Erigeron kuschei
- Conservation status: Critically Imperiled (NatureServe)

Scientific classification
- Kingdom: Plantae
- Clade: Tracheophytes
- Clade: Angiosperms
- Clade: Eudicots
- Clade: Asterids
- Order: Asterales
- Family: Asteraceae
- Genus: Erigeron
- Species: E. kuschei
- Binomial name: Erigeron kuschei Eastw.

= Erigeron kuschei =

- Genus: Erigeron
- Species: kuschei
- Authority: Eastw.
- Conservation status: G1

Species of flowering plant

Erigeron kuschei is a rare species of flowering plant in the family Asteraceae known by the common name Chiricahua fleabane. It is endemic to Arizona in the southwestern United States, where it is known from two locations in the Chiricahua Mountains.
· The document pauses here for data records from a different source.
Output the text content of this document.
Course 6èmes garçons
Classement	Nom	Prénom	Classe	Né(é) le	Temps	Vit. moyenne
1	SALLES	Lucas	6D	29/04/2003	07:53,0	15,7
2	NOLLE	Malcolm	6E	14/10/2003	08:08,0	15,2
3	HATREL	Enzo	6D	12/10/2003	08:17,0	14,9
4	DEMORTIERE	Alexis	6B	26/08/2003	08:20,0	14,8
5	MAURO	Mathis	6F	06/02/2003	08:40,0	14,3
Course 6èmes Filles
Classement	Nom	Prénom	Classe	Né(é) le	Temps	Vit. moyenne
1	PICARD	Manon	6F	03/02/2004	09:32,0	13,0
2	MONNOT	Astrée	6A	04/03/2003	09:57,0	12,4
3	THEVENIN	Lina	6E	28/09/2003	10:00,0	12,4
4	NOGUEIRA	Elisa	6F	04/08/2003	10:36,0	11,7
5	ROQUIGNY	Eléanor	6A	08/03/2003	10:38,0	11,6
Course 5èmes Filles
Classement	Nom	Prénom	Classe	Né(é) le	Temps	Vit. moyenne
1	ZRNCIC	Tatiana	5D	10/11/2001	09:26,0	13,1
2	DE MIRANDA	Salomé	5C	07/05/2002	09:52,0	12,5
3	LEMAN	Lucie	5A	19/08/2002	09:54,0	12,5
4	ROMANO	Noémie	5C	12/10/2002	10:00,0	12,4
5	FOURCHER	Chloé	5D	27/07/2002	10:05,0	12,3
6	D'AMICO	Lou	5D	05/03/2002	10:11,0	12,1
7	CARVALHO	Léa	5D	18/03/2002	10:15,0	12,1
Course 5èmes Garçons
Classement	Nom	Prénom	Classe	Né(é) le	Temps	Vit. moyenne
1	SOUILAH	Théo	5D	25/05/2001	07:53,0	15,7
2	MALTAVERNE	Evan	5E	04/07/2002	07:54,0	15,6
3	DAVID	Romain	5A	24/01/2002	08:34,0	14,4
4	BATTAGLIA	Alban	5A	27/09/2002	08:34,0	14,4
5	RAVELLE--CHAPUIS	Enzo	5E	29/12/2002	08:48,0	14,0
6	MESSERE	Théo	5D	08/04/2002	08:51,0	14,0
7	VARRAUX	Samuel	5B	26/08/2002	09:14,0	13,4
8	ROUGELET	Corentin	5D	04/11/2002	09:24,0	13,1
Erigeron kuschei is a rhizomatous perennial herb produces hairy stems a few centimeters tall. The leaves are spatula-shaped to lance-shaped and up to 6 cm long near the base of the plant. The flower heads are lined with hairy, glandular phyllaries and contain many white ray florets each up to 1.1 cm long surrounding numerous yellow disc florets.

This plant grows in shady spots on north-facing cliffs and outcrops, often in mossy spots among conifers.

The species is named for botanist J. August Kusche.